Category:   OS (UNIX)  >   Apple macOS/OS X Vendors:   Apple
Apple Mac OS X Multiple Bugs Let Remote Users Execute Arbitrary Code and Obtain Information and Local Users Bypass Access Controls and Deny Service
SecurityTracker Alert ID:  1029234
SecurityTracker URL:  http://securitytracker.com/id/1029234
CVE Reference:   CVE-2013-5165, CVE-2013-5179, CVE-2013-5166, CVE-2013-5167, CVE-2013-5168, CVE-2013-5169, CVE-2013-5170, CVE-2013-5171, CVE-2013-5172, CVE-2013-5173, CVE-2013-5174, CVE-2013-5175, CVE-2013-5176, CVE-2013-5177, CVE-2013-5184, CVE-2013-5178, CVE-2013-5180, CVE-2013-5181, CVE-2013-5182, CVE-2013-5183, CVE-2013-5185, CVE-2013-5186, CVE-2013-5189, CVE-2013-5190, CVE-2013-5187, CVE-2013-5188, CVE-2013-5191, CVE-2013-5192   (Links to External Site)
Date:  Oct 23 2013
Impact:   Denial of service via local system, Disclosure of system information, Execution of arbitrary code via network, Host/resource access via network, User access via local system, User access via network
Fix Available:  Yes  Vendor Confirmed:  Yes  
Version(s): prior to 10.9
Description:   Multiple vulnerabilities were reported in Apple Mac OS X. A remote user can cause arbitrary code to be executed on the target user's system. A local user can bypass access controls. A local user can cause denial of service conditions. A remote user can obtain potentially sensitive information.

The 'socketfilterfw --blockApp' command does not properly block applications [CVE-2013-5165]. A remote user can connect to applications.
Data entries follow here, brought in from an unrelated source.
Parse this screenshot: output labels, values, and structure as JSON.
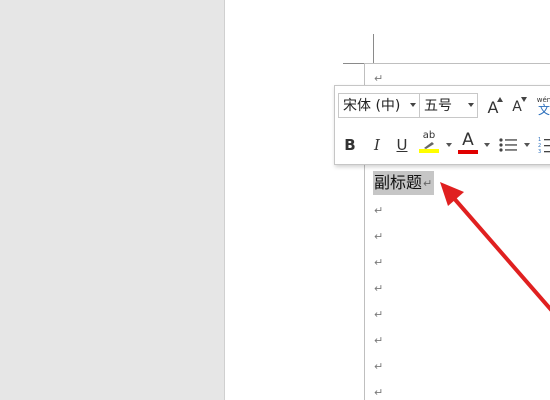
{
  "mini_toolbar": {
    "font_name": "宋体 (中)",
    "font_size": "五号",
    "grow_font_glyph": "A",
    "shrink_font_glyph": "A",
    "phonetic_top": "wén",
    "phonetic_bottom": "文",
    "bold_label": "B",
    "italic_label": "I",
    "underline_label": "U",
    "highlight_label": "ab",
    "font_color_label": "A",
    "highlight_color": "#ffff00",
    "font_color": "#e00000"
  },
  "document": {
    "paragraph_mark": "↵",
    "selected_text": "副标题"
  },
  "annotation": {
    "arrow_color": "#e02020"
  }
}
Alexander Frangis of PopCap Games reported this vulnerability.

An application can exploit a flaw in the LaunchServices interface and pass specially crafted arguments to a new process to bypass the sandbox [CVE-2013-5179]. Friedrich Graeter of The Soulmen GbR reported this vulnerability.
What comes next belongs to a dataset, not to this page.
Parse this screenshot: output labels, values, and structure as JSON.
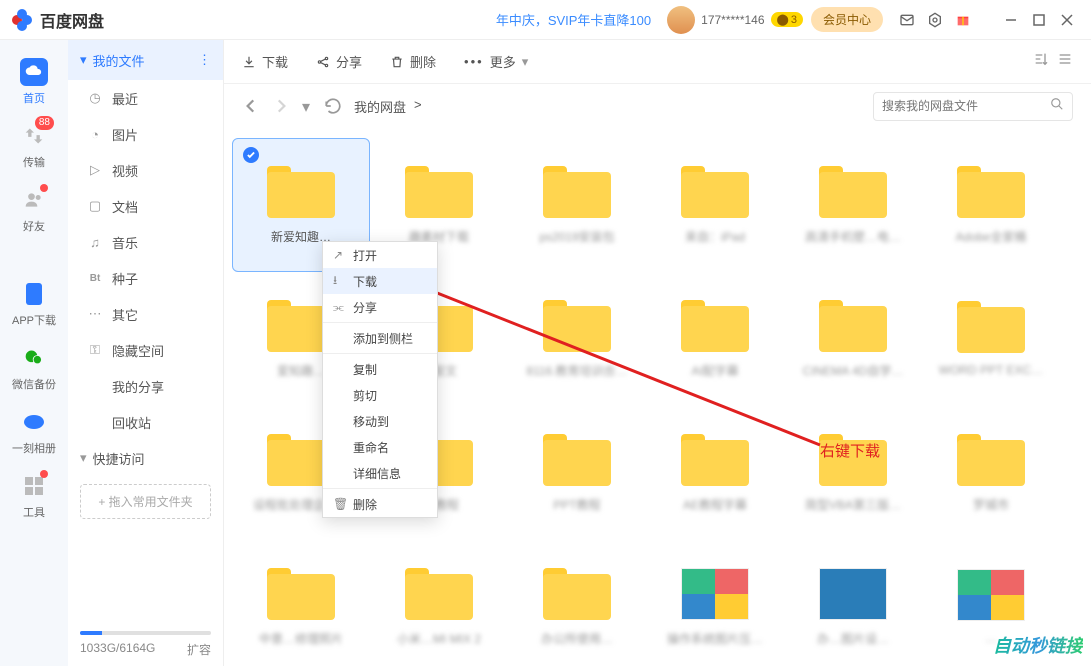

A local application can exploit a flaw in the Bluetooth USB host controller to delete interfaces [CVE-2013-5166]. Stefano Bianchi Mazzone, Mattia Pagnozzi, and
Aristide Fattori of Computer and Network Security Lab (LaSER), Universita degli Studi di Milano reported this vulnerability.
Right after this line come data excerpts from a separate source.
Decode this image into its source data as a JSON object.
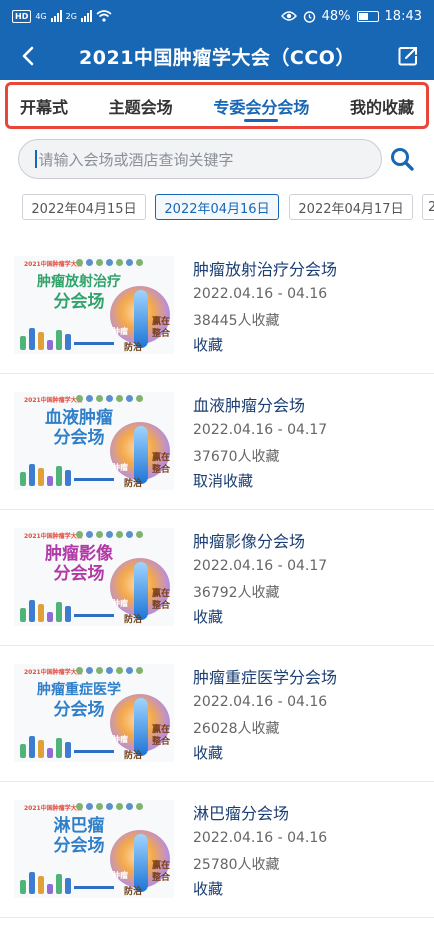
{
  "status_bar": {
    "hd_label": "HD",
    "net1": "4G",
    "net2": "2G",
    "battery": "48%",
    "time": "18:43"
  },
  "header": {
    "title": "2021中国肿瘤学大会（CCO）",
    "back_icon": "chevron-left-icon",
    "share_icon": "share-icon"
  },
  "tabs": [
    {
      "label": "开幕式",
      "active": false
    },
    {
      "label": "主题会场",
      "active": false
    },
    {
      "label": "专委会分会场",
      "active": true
    },
    {
      "label": "我的收藏",
      "active": false
    }
  ],
  "search": {
    "placeholder": "请输入会场或酒店查询关键字",
    "icon": "search-icon"
  },
  "dates": [
    {
      "label": "2022年04月15日",
      "active": false
    },
    {
      "label": "2022年04月16日",
      "active": true
    },
    {
      "label": "2022年04月17日",
      "active": false
    },
    {
      "label": "2",
      "active": false
    }
  ],
  "sessions": [
    {
      "title": "肿瘤放射治疗分会场",
      "dates": "2022.04.16 - 04.16",
      "favorites": "38445人收藏",
      "action": "收藏",
      "thumb": {
        "line1": "肿瘤放射治疗",
        "line2": "分会场",
        "color": "#31a36b"
      }
    },
    {
      "title": "血液肿瘤分会场",
      "dates": "2022.04.16 - 04.17",
      "favorites": "37670人收藏",
      "action": "取消收藏",
      "thumb": {
        "line1": "血液肿瘤",
        "line2": "分会场",
        "color": "#2f7fc9"
      }
    },
    {
      "title": "肿瘤影像分会场",
      "dates": "2022.04.16 - 04.17",
      "favorites": "36792人收藏",
      "action": "收藏",
      "thumb": {
        "line1": "肿瘤影像",
        "line2": "分会场",
        "color": "#b23aa6"
      }
    },
    {
      "title": "肿瘤重症医学分会场",
      "dates": "2022.04.16 - 04.16",
      "favorites": "26028人收藏",
      "action": "收藏",
      "thumb": {
        "line1": "肿瘤重症医学",
        "line2": "分会场",
        "color": "#2f7fc9"
      }
    },
    {
      "title": "淋巴瘤分会场",
      "dates": "2022.04.16 - 04.16",
      "favorites": "25780人收藏",
      "action": "收藏",
      "thumb": {
        "line1": "淋巴瘤",
        "line2": "分会场",
        "color": "#2f7fc9"
      }
    }
  ],
  "thumb_common": {
    "header": "2021中国肿瘤学大会",
    "tag_left": "肿瘤",
    "tag_right_1": "赢在",
    "tag_right_2": "整合",
    "tag_bottom": "防治"
  }
}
A session cookie may persist after Safari is closed [CVE-2013-5167]. Graham Bennett, Rob Ansaldo of Amherst College reported this vulnerability.

When a local user on the console clicks on a specially crafted log entry, an application may be executed [CVE-2013-5168]. Aaron Sigel of vtty.com reported this vulnerability.

A window may be displayed over the lock screen after the display has gone to sleep [CVE-2013-5169].

A remote user can create a specially crafted PDF file that, when loaded by the target user, will trigger a buffer underflow and execute arbitrary code on the target system [CVE-2013-5170]. Will Dormann of the CERT/CC reported this vulnerability.

A local application can register for a hotkey event to log user keystrokes entered into another application even when secure input mode is enabled [CVE-2013-5171].

A kernel panic may occur when SHA-2 digest functions are used [CVE-2013-5172]. Christoph Nadig of Lobotomo Software, [equinux ag], reported this vulnerability.

A local user can exploit a flaw in the kernel random number generator to lock the generator for long periods of time [CVE-2013-5173]. Jaakko Pero of Aalto University reported this vulnerability.

A local user can trigger an integer sign error in the processing of tty reads to cause the system to crash [CVE-2013-5174]. CESG reported this vulnerability.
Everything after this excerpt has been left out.